Hellfire Peninsula, Shadowmoon Valley, Dragonblight, Borean Tundra, Southern Barrens, Swamp of Sorrows, Blasted Lands, Feralas, Desolace, just to name a few prior to Mists of Pandaria.
It’s not a sin, no, but I question projecting lore to them that so far doesn’t exist to paint them as the next new villain faction and how this ruins the Alliance which could have / should have had their role as the villains. Moreover, if they in turn don’t turn out into a villain faction, people will also complain about that because it didn’t meet their premature expectations for them. The arguments in this thread sound more like people coming up with things of their own making, and then being upset about what they just made up.
It’s way too early to be ascribing the Arathi as villains (who therefore steal from the Alliance), because the only villainous Arathi that we know of so far are literal Void worshiping traitors.
Valgarde/Vengeance Landing, Valiance Keep/Warsong Hold, that Twilight Highland island thingy/Dragonmaw Port. All of these have some unbuilt or ruined stuff as the Alliance while Horde bases are fully constructed.
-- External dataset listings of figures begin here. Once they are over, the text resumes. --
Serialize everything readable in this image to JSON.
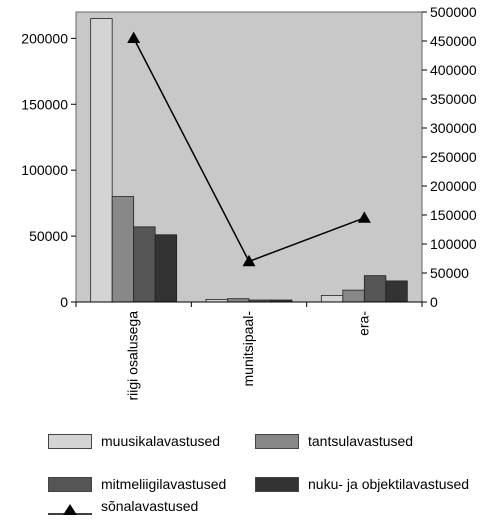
{
  "chart_data": {
    "type": "bar+line",
    "categories": [
      "riigi osalusega",
      "munitsipaal-",
      "era-"
    ],
    "bar_series": [
      {
        "name": "muusikalavastused",
        "color": "#d4d4d4",
        "values": [
          215000,
          2000,
          5000
        ]
      },
      {
        "name": "tantsulavastused",
        "color": "#888888",
        "values": [
          80000,
          2500,
          9000
        ]
      },
      {
        "name": "mitmeliigilavastused",
        "color": "#555555",
        "values": [
          57000,
          1500,
          20000
        ]
      },
      {
        "name": "nuku- ja objektilavastused",
        "color": "#333333",
        "values": [
          51000,
          1500,
          16000
        ]
      }
    ],
    "line_series": {
      "name": "sõnalavastused",
      "values": [
        455000,
        70000,
        145000
      ],
      "marker": "triangle",
      "color": "#000000"
    },
    "y_left": {
      "min": 0,
      "max": 220000,
      "ticks": [
        0,
        50000,
        100000,
        150000,
        200000
      ]
    },
    "y_right": {
      "min": 0,
      "max": 500000,
      "ticks": [
        0,
        50000,
        100000,
        150000,
        200000,
        250000,
        300000,
        350000,
        400000,
        450000,
        500000
      ]
    },
    "plot_background": "#c8c8c8",
    "legend_position": "bottom"
  }
}
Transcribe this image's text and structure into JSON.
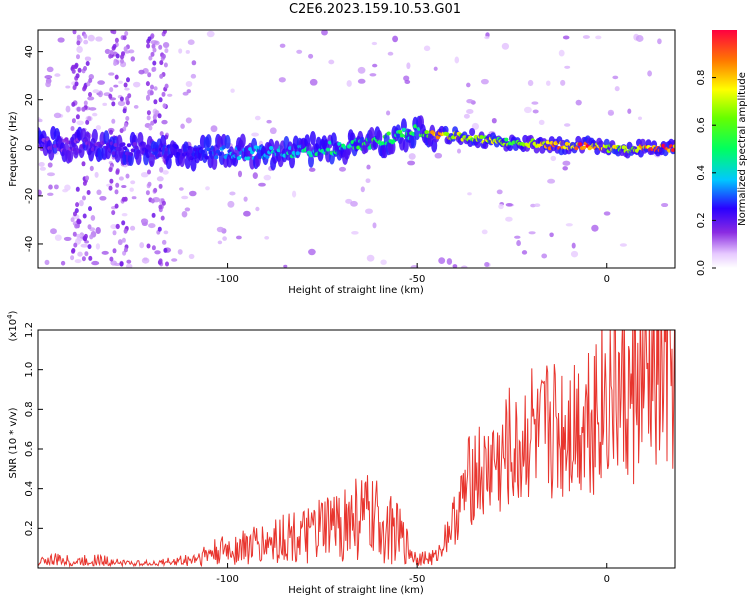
{
  "title": "C2E6.2023.159.10.53.G01",
  "chart_data": [
    {
      "type": "heatmap",
      "xlabel": "Height of straight line (km)",
      "ylabel": "Frequency (Hz)",
      "xlim": [
        -150,
        18
      ],
      "ylim": [
        -50,
        49
      ],
      "x_ticks": [
        -100,
        -50,
        0
      ],
      "y_ticks": [
        -40,
        -20,
        0,
        20,
        40
      ],
      "colorbar": {
        "label": "Normalized spectral amplitude",
        "ticks": [
          0.0,
          0.2,
          0.4,
          0.6,
          0.8
        ],
        "range": [
          0,
          1
        ]
      },
      "ridge": {
        "x": [
          -150,
          -140,
          -130,
          -120,
          -110,
          -100,
          -90,
          -80,
          -70,
          -60,
          -55,
          -50,
          -45,
          -40,
          -35,
          -30,
          -25,
          -20,
          -15,
          -10,
          -5,
          0,
          5,
          10,
          15,
          18
        ],
        "frequency": [
          2,
          1,
          0,
          -1,
          -2,
          -2,
          -2,
          -1,
          0,
          2,
          5,
          7,
          5,
          5,
          4,
          3,
          2,
          2,
          1,
          1,
          1,
          0,
          -1,
          0,
          0,
          0
        ],
        "amplitude": [
          0.15,
          0.18,
          0.2,
          0.22,
          0.25,
          0.35,
          0.4,
          0.45,
          0.5,
          0.55,
          0.55,
          0.5,
          0.85,
          0.75,
          0.7,
          0.7,
          0.6,
          0.7,
          0.8,
          0.9,
          0.95,
          0.8,
          0.7,
          0.85,
          0.95,
          0.9
        ]
      }
    },
    {
      "type": "line",
      "xlabel": "Height of straight line (km)",
      "ylabel": "SNR (10 * v/v)",
      "y_multiplier": "(x10",
      "y_exponent": "4",
      "xlim": [
        -150,
        18
      ],
      "ylim": [
        0,
        1.2
      ],
      "x_ticks": [
        -100,
        -50,
        0
      ],
      "y_ticks": [
        0.2,
        0.4,
        0.6,
        0.8,
        1.0,
        1.2
      ],
      "series": [
        {
          "color": "#e8352e",
          "x": [
            -150,
            -145,
            -140,
            -135,
            -130,
            -125,
            -120,
            -115,
            -110,
            -105,
            -100,
            -95,
            -90,
            -85,
            -80,
            -75,
            -70,
            -65,
            -60,
            -55,
            -50,
            -48,
            -45,
            -42,
            -40,
            -37,
            -35,
            -32,
            -30,
            -28,
            -26,
            -24,
            -22,
            -20,
            -18,
            -15,
            -12,
            -10,
            -8,
            -6,
            -4,
            -2,
            0,
            2,
            4,
            6,
            8,
            10,
            12,
            14,
            16,
            18
          ],
          "y": [
            0.03,
            0.04,
            0.03,
            0.04,
            0.03,
            0.02,
            0.02,
            0.03,
            0.04,
            0.07,
            0.09,
            0.11,
            0.12,
            0.16,
            0.15,
            0.19,
            0.22,
            0.26,
            0.23,
            0.17,
            0.04,
            0.05,
            0.05,
            0.18,
            0.25,
            0.4,
            0.5,
            0.45,
            0.55,
            0.5,
            0.6,
            0.55,
            0.62,
            0.7,
            0.6,
            0.72,
            0.68,
            0.75,
            0.72,
            0.78,
            0.8,
            0.84,
            0.88,
            0.9,
            0.86,
            0.82,
            0.92,
            0.88,
            0.95,
            0.92,
            0.98,
            0.95
          ]
        }
      ]
    }
  ]
}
But I, with my galaxy brain, have figured out why that is: Blizzard for some reason hasn´t created ruined/in construction models of WotLK Horde buildings. They also, from Cata forward, started using those models for any new orc places while they kept mixing Vanilla and WotLK models for human places.
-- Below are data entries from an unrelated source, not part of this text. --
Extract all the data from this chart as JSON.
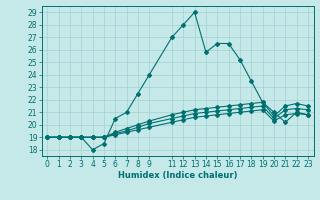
{
  "title": "",
  "xlabel": "Humidex (Indice chaleur)",
  "xlim": [
    -0.5,
    23.5
  ],
  "ylim": [
    17.5,
    29.5
  ],
  "xticks": [
    0,
    1,
    2,
    3,
    4,
    5,
    6,
    7,
    8,
    9,
    11,
    12,
    13,
    14,
    15,
    16,
    17,
    18,
    19,
    20,
    21,
    22,
    23
  ],
  "xtick_labels": [
    "0",
    "1",
    "2",
    "3",
    "4",
    "5",
    "6",
    "7",
    "8",
    "9",
    "11",
    "12",
    "13",
    "14",
    "15",
    "16",
    "17",
    "18",
    "19",
    "20",
    "21",
    "22",
    "23"
  ],
  "yticks": [
    18,
    19,
    20,
    21,
    22,
    23,
    24,
    25,
    26,
    27,
    28,
    29
  ],
  "bg_color": "#c5e8e8",
  "line_color": "#007070",
  "grid_color": "#a8d0d0",
  "lines": [
    {
      "x": [
        0,
        1,
        2,
        3,
        4,
        5,
        6,
        7,
        8,
        9,
        11,
        12,
        13,
        14,
        15,
        16,
        17,
        18,
        19,
        20,
        21,
        22,
        23
      ],
      "y": [
        19,
        19,
        19,
        19,
        18,
        18.5,
        20.5,
        21,
        22.5,
        24,
        27,
        28,
        29,
        25.8,
        26.5,
        26.5,
        25.2,
        23.5,
        21.8,
        21,
        20.2,
        21,
        20.8
      ]
    },
    {
      "x": [
        0,
        1,
        2,
        3,
        4,
        5,
        6,
        7,
        8,
        9,
        11,
        12,
        13,
        14,
        15,
        16,
        17,
        18,
        19,
        20,
        21,
        22,
        23
      ],
      "y": [
        19,
        19,
        19,
        19,
        19,
        19,
        19.2,
        19.4,
        19.6,
        19.8,
        20.2,
        20.4,
        20.6,
        20.7,
        20.8,
        20.9,
        21.0,
        21.1,
        21.2,
        20.3,
        20.8,
        20.9,
        20.8
      ]
    },
    {
      "x": [
        0,
        1,
        2,
        3,
        4,
        5,
        6,
        7,
        8,
        9,
        11,
        12,
        13,
        14,
        15,
        16,
        17,
        18,
        19,
        20,
        21,
        22,
        23
      ],
      "y": [
        19,
        19,
        19,
        19,
        19,
        19,
        19.3,
        19.5,
        19.8,
        20.1,
        20.5,
        20.7,
        20.9,
        21.0,
        21.1,
        21.2,
        21.3,
        21.4,
        21.5,
        20.5,
        21.2,
        21.3,
        21.2
      ]
    },
    {
      "x": [
        0,
        1,
        2,
        3,
        4,
        5,
        6,
        7,
        8,
        9,
        11,
        12,
        13,
        14,
        15,
        16,
        17,
        18,
        19,
        20,
        21,
        22,
        23
      ],
      "y": [
        19,
        19,
        19,
        19,
        19,
        19,
        19.4,
        19.7,
        20.0,
        20.3,
        20.8,
        21.0,
        21.2,
        21.3,
        21.4,
        21.5,
        21.6,
        21.7,
        21.8,
        20.7,
        21.5,
        21.7,
        21.5
      ]
    }
  ],
  "tick_fontsize": 5.5,
  "xlabel_fontsize": 6.0
}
This meant that when Blizzard created comparable Alliance and Horde fortresses in new zones, the only way to make Horde one was to put in finished WotLK buildings. Meanwhile, Alliance bases had both the chance to include half-built stuff (WotLK models) or ruined stuff (Vanilla models), which resulted in situations where Horde instantly builds a fortress even during the span of the questing while Alliance never finishes building theirs.
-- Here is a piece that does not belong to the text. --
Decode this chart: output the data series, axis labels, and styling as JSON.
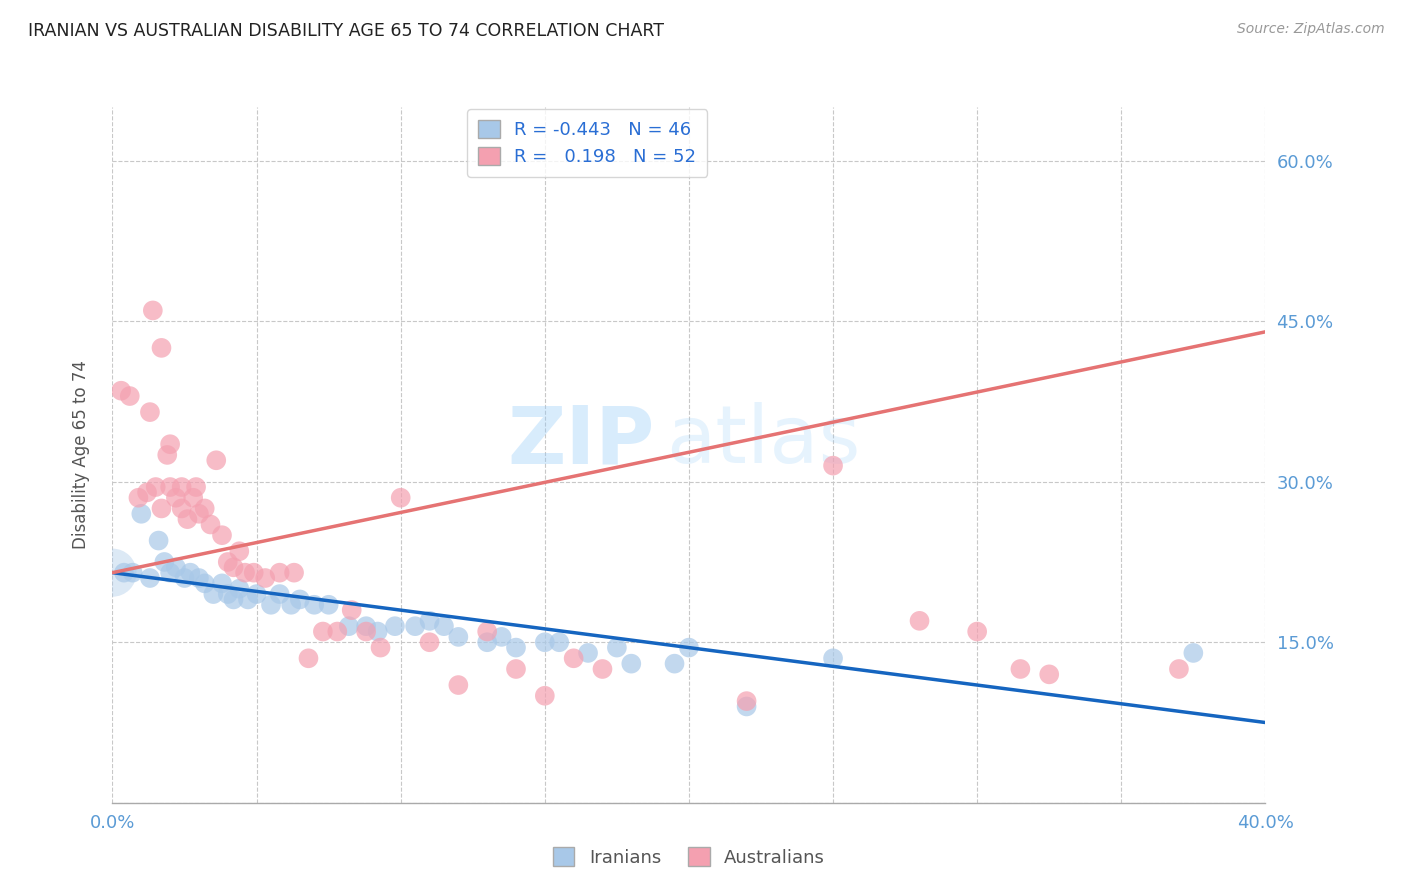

(Also I think this is the sole reason why Nethergarde was destroyed and Okri´lon Hold survived, they didn´t have ruined model for the orc fortress)
Twilight Highlands, Stranglethorn (both zones), Badlands, Stormsong Valley vs pick any Alliance “base” in Zuldazar, Ashenvale (ok, the Alliance has 1 base, a town and a tower or two vs 3 Horde fortresses), the southern Barrens, and there’s prolly more examples but these are from the top of my head.
I wasn’t really hype about the Arathi Empire, but dunno man the more I let it cook the more #hype I get about it.
That said I do hope they get influence in the human nations that they turn the Alliance more antagonistic.
Bronzebeard dwarves, Wildhammer dwarves, Dark Iron dwarves, Alliance earthen, Horde earthen, magni back, future High-King of the dwarves Dagran Thaurissan II has a model.
There are four Horde settlements in Ashenvale, which three would you classify as “fortresses,” exactly?
Do the seven sturdy dwarven structures of Thundermar really only count as a “handful of tents?”
I should point out that the Horde also has almost no significant presence in Tiragarde Sound either, just some pirates who allow them through their den after some shenanigans. Drustvar has a minor Horde presence, just like Nazmir has a minor Alliance presence, and Vol’dun has a fortified Alliance base to match the fortified Horde base in Stormsong.
You’re right about the Alliance settlements in Stranglethorn and Badlands being mostly tent-based, but I think that you might have been resorting to a little hyperbole when you stated that “basically every zone with both Horde and Alliance bases has massive fortresses for the Horde and a few tents for the Alliance.”
In the past, the empire was inhabited by humans and elves, but now they have merged into one people. It makes no sense for them to call themselves “half-elves” rather than some new word, any more than it makes sense for modern French people to call themselves Gallo-Romans.